Très rare et belle vue de Monaco, dessinée par Adolphe d'Hastrel et lithographiée en deux tons par Hubert Clerget. Étienne Adolphe d'Hastrel de Rivedoux, plus connu sous le nom d'Adolphe d'Hastrel, était capitaine d'artillerie de marine, peintre, aquarelliste et lithographe français. Pendant une vingtaine d'années, il parcourut le monde et mit à profit ses missions militaires pour dessiner et peindre des paysages, des scènes de la vie quotidienne, des types humains et des costumes. En 1836, il embarque comme lieutenant à bord de la corvette l'Aube pour l'île Bourbon, où il séjourne jusqu'en 1837. Il croque et peint les paysages et les habitants de la colonie, tout particulièrement à Saint-Paul. Rousseurs.

HERISSON (Eustache).

[STRASBOURG] Plan de la ville de Strasbourg divisé en quatre cantons.

Paris, Jean, 1836. 535 x 755 mm.

Beau plan détaillé de la ville de Strasbourg, divisée en quatre cantons (nord, sud, ouest, est).
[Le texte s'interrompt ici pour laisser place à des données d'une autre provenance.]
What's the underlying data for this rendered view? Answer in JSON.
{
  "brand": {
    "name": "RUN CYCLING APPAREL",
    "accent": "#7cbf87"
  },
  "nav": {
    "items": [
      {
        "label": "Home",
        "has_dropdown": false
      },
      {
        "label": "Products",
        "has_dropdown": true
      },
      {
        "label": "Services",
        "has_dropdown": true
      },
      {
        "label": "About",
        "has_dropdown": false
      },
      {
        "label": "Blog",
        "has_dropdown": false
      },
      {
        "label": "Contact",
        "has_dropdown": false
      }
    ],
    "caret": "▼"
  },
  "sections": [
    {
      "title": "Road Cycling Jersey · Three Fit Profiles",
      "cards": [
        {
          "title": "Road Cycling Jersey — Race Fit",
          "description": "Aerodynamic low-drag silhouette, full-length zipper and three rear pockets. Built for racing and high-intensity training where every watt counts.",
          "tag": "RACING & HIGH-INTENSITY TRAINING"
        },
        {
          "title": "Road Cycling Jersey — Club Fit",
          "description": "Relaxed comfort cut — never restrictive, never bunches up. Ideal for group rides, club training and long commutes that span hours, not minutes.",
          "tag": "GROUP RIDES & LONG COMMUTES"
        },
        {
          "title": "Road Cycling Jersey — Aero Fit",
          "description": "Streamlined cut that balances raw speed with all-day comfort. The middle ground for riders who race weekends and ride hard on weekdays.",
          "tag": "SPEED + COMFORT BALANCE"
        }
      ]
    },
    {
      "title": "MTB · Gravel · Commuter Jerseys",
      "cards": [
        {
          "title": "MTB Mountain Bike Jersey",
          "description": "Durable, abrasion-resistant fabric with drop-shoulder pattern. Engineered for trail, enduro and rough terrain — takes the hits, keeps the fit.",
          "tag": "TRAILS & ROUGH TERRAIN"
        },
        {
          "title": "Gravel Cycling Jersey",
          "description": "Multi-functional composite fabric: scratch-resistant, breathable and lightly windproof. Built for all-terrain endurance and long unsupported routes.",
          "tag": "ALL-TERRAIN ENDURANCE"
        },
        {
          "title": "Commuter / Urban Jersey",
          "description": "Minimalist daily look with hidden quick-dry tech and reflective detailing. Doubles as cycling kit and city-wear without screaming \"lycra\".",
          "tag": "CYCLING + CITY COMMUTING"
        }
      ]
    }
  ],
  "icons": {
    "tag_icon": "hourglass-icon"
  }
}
Avec table de renvois pour tous les ponts sur les fossés et canaux de la ville. Déchirures au niveau de la pliure centrale restaurées.

HOMANN (Héritiers de).

[CORSE] Insulæ Corsicæ olim Cyrnus dictæ novissima facies chorographice.

Nuremberg, 1735. 555 x 489 mm.

Belle carte de la Corse, levée sur les lieux et dressée par le capitaine Vogt, lors du soulèvement du peuple corse contre la République de Gênes, dirigé par le baron Théodore de Neuhoff, devenu en 1736 le premier et seul roi de toute l'histoire de la Corse, sous le nom de Théodore Ier. Le capitaine Vogt faisait partie des troupes auxiliaires de l'empereur Charles VI du Saint-Empire, allié de la République de Gênes. La carte est ornée d'un cartouche de titre contenu dans la gueule d’un monstre marin échoué sur le rivage ; d'un côté, un marin tient une sonde, et de l'autre, un Triton chevauchant un poisson et tenant un drapeau corse à la tête de Maure, sonne la Conque marine (le colombo) ; en tête du cartouche, un soldat de l'Armée Impériale, cuirassé et casqué, tient un mousquet ; tapi derrière lui, un renard, représentant Gênes, se protège des Corses en révolte. En haut à droite figure un tableau donnant le nombre d'hommes armés pour le nord (Di qua da monti) et le sud (Dila da monti) du pays, dont Théodore Ier disposait pour combattre les Génois. Les villes principales sont signalées par une citadelle aquarellée en rouge. Éditeurs de cartes à Nuremberg, Johann Baptist Homann et ses héritiers ont dominé le marché de la cartographie allemande pendant près de cent ans. Bel exemplaire finement aquarellé à l'époque. Légère décoloration au niveau de la pliure centrale. Cervoni, 56.1.